Background: In the multicenter, open-label Myriade study, renal transplant patients were randomized to early cyclosporine microemulsion (CsA-ME, day 0) or delayed CsA-ME (day 6) with enteric-coated mycophenolate sodium (EC-MPS), steroids and interleukin-2 receptor induction. One-yr results have been published previously. We now report the results of an extension study in which patients were followed up for a period of three yr post-transplant.
Methods: All patients completing the one-yr core study on-treatment were eligible to enter the extension study.
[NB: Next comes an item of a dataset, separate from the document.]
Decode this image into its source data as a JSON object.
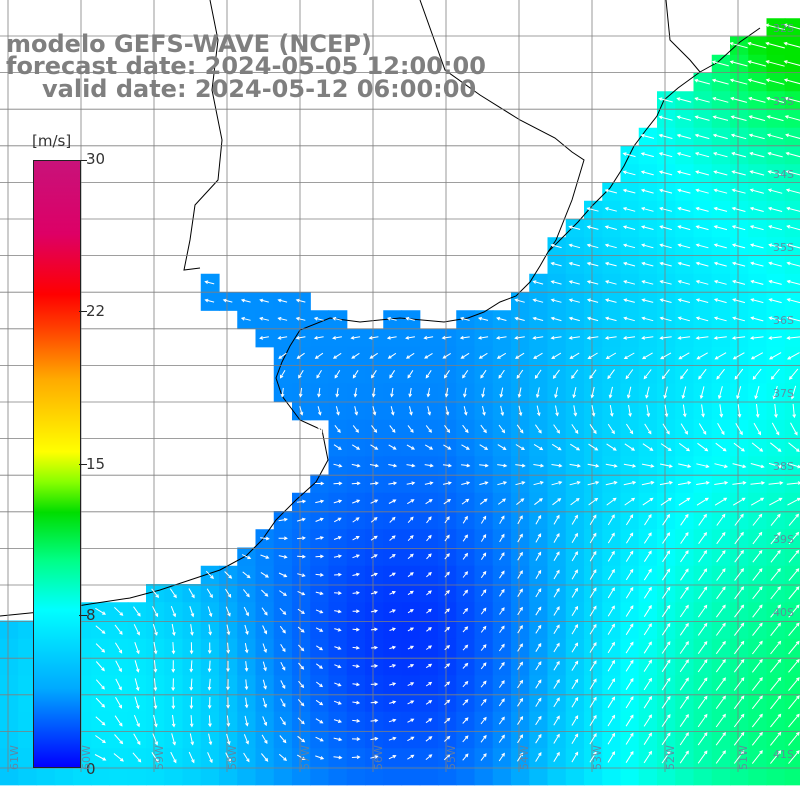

Results: Of the 203 patients, 153 completed the core trial on-treatment; 144 (94%) entered the extension study with a minimum follow-up of one yr (73 early CsA-ME, 71 delayed CsA-ME). In 75% of patients receiving EC-MPS during the extension, the recommended dose was administered (1440 mg/d). Median creatinine clearance remained constant (57 mL/min) at 12, 24 and 30 months post-transplant and was similar in the early and delayed CsA-ME groups as well as in subpopulations with or without delayed graft function. One patient in the early CsA-ME group died. No grafts were lost. The incidence of BPAR from time of transplant to the end of the extension study was 17% (24/139). Seven patients (5%) discontinued the extension study prematurely because of adverse events.
Conclusion: These results suggest that a regimen of CsA-ME, EC-MPS and steroids results in excellent survival rates with stable renal function over a mean follow-up of 30 months. Immediate introduction of CsA-ME has no deleterious effect on long-term renal function, even among patients with delayed graft function.